Cleaning and alignment of raw RNA-seq data
First, raw reads containing more than 2 N bases were discarded. The adaptors were removed from the raw reads, and low-quality bases were trimmed using FASTX-Toolkit (Version 0.0.13). In addition, short reads containing fewer than 16 nt were discarded. Subsequently, clean reads were aligned to the GRCh38 genome by TopHat2, allowing no more than 4 mismatches 65. Only the uniquely mapped reads were used to calculate the gene read numbers and fragments per kilobase of transcript per million fragments mapped (FPKM) values 66.
Analysis of differentially expressed genes (DEGs)
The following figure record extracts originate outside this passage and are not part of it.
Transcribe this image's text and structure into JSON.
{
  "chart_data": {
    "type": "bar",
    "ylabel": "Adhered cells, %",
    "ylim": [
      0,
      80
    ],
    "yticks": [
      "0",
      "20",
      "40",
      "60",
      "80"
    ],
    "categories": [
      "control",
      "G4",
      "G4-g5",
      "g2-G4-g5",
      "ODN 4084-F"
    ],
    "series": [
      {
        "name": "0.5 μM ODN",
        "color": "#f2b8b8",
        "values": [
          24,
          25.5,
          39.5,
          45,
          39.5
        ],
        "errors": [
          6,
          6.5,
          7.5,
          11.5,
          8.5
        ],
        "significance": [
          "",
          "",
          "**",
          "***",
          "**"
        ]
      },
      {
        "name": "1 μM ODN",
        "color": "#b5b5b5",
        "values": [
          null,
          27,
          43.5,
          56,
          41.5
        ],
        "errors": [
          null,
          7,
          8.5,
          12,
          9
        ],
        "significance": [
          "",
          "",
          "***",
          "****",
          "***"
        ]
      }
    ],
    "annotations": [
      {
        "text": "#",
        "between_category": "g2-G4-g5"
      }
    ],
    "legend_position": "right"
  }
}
The R Bioconductor package edgeR (Robinson, McCarthy et al. 2010) was utilized to identify the DEGs. The cutoff criteria for identifying DEGs were set as a p value <0.01 and a fold change>1.5 or < 2/3.
Analysis of AS
The ABLas pipeline was applied to define and quantify the ASEs and regulated ASEs (RASEs) between the samples according to previously described methods 67,68. In brief, ten types of ASEs were identified by the ABLas pipeline based on the splice junction reads: exon skipping (ES), alternative 5' splice site selection (A5SS), alternative 3' splice site selection (A3SS), intron retention (IR), mutually exclusive exons (MXE), mutually exclusive 5'UTRs (5pMXE), mutually exclusive 3'UTRs (3pMXE), cassette exon (CassetteExon), A3SS&ES and A5SS&ES.
For analysis of RBP-regulated ASEs, Student’s t test was applied to evaluate the significance of the alteration ratio of ASEs. A false discovery rate (FDR) of 0.05 was set as the significance cutoff.
Validation of DEGs and ASEs by RT–qPCR
To confirm the results of RNA-seq-based identification of DEGs in A549 cells, some DEGs were selected for verification by RT–qPCR. Information on the primers is shown in Table 1. A549 cells transfected with DDX17 siRNA were harvested after 48 h for RT–qPCR analysis. cDNA was synthesized from RNA using M-MLV Reverse Transcriptase (Vazyme). RT–qPCR was carried out on a StepOne RealTime PCR System using HieffTM qPCR SYBR® Green Master Mix (Low Rox Plus; Shanghai Yeasen Corporation, Shanghai, China). The thermal cycling conditions used for PCR were as follows: denaturation at 95°C for 5 min, followed by 40 cycles of denaturation at 95°C for 15 sec and annealing and extension at 60°C for 30 sec. PCR amplification was performed in triplicate for each sample. The RNA expression levels of all genes were normalized to the expression level of GAPDH.
Functional enrichment analysis
To comprehensively assess the biological functions of DEGs, Gene Ontology (GO) term and Kyoto Encyclopedia of Genes and Genomes (KEGG) pathway enrichment analyses were performed with the KOBAS 2.0 server 69. The enrichment of each term was determined using the hypergeometric test and Benjamini–Hochberg procedure to control the FDR.